The background checks would be a helpful way to prevent educators with histories of sexual misconduct from getting new jobs in the state, one national expert said. But the provisions couldn’t compel out-of-state school districts to share information about a potential employee’s past, he noted.

“It’s really positive,” said Robert J. Shoop, a professor of education law at Kansas State University in Manhattan, “but I’m not sure it would deal with any people coming from out of state.”

Another bill would require schools to complete investigations of alleged misconduct within a year. Now, districts usually halt an inquiry if the employee resigns in the middle of it, Ms. Kohl- Welles said.

“Sometimes, investigations would go on for years and then would be stopped if the individual let the [educator] certification lapse or moved away,” said Ms. Kohl-Welles, a law professor who has testified as an expert witness on behalf of students who accused school employees of sexual misconduct.

Training Required

The third bill would mandate that school employees receive training about inappropriate sexual activity between adult employees and students and their responsibilities to report suspected misconduct.

All prospective educators would learn about the problem in their teacher-certification programs and then once every three years during their careers.

That would be a positive development, according to Mr. Shoop, but it could also be a missed opportunity.

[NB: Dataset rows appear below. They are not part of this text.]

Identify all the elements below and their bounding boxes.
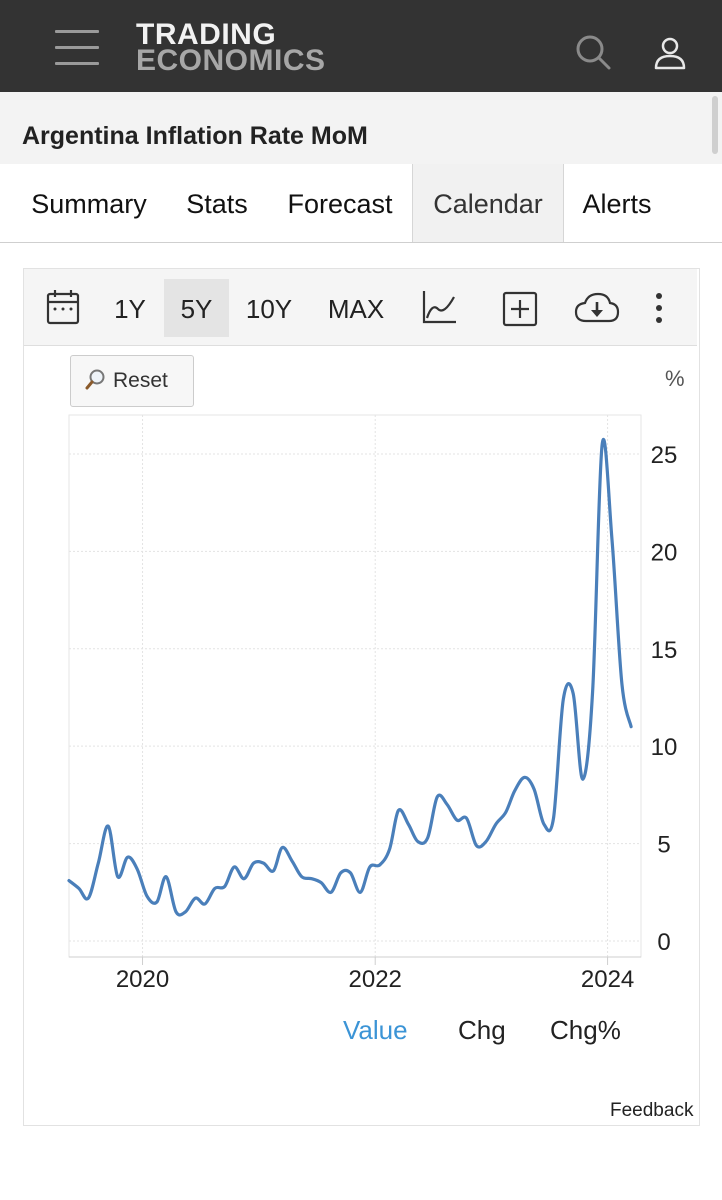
toggle-chg-pct[interactable]: Chg%: [550, 1015, 621, 1046]
toggle-chg[interactable]: Chg: [458, 1015, 506, 1046]
y-tick-label: 20: [651, 539, 678, 566]
title-bar: Argentina Inflation Rate MoM: [0, 92, 722, 165]
top-navbar: TRADING ECONOMICS: [0, 0, 722, 92]
plot-frame: [68, 414, 642, 958]
y-tick-label: 0: [657, 929, 670, 956]
reset-label: Reset: [113, 369, 168, 392]
y-tick-label: 25: [651, 442, 678, 469]
y-tick-label: 10: [651, 734, 678, 761]
tab-stats[interactable]: Stats: [172, 164, 262, 242]
x-tick-label: 2022: [349, 966, 402, 993]
x-tick-label: 2024: [581, 966, 634, 993]
toggle-value[interactable]: Value: [343, 1015, 408, 1046]
tab-bar: Summary Stats Forecast Calendar Alerts: [0, 164, 722, 243]
magnifier-icon: [85, 369, 105, 390]
tab-summary[interactable]: Summary: [14, 164, 164, 242]
feedback-link[interactable]: Feedback: [610, 1100, 693, 1122]
x-tick-label: 2020: [116, 966, 169, 993]
tab-calendar[interactable]: Calendar: [412, 164, 564, 242]
search-icon[interactable]: [574, 34, 612, 72]
site-logo[interactable]: TRADING ECONOMICS: [136, 20, 326, 77]
unit-label: %: [665, 366, 685, 391]
scrollbar[interactable]: [712, 96, 718, 154]
logo-line-2: ECONOMICS: [136, 44, 326, 77]
page-title: Argentina Inflation Rate MoM: [22, 122, 368, 150]
tab-alerts[interactable]: Alerts: [570, 164, 664, 242]
tab-forecast[interactable]: Forecast: [276, 164, 404, 242]
zoom-reset-button[interactable]: Reset: [70, 355, 194, 407]
menu-icon[interactable]: [55, 30, 99, 68]
y-tick-label: 15: [651, 637, 678, 664]
user-icon[interactable]: [652, 36, 688, 72]
y-tick-label: 5: [657, 832, 670, 859]
chart-card: 1Y 5Y 10Y MAX 0 5 10 15 20 25 2020 2022 2024 Res…: [23, 268, 700, 1126]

He said just telling people that they’re responsible for reporting suspicious behavior would be inadequate if it were not accompanied by specific examples of the behavior of adults who prey on students.

The bills all passed both chambers unanimously in the final days of the legislature’s session, which ended March 11. Gov. Locke, a Democrat, has not decided whether he will sign the sexual-misconduct bills, according to spokeswoman Kirsten Kendrick.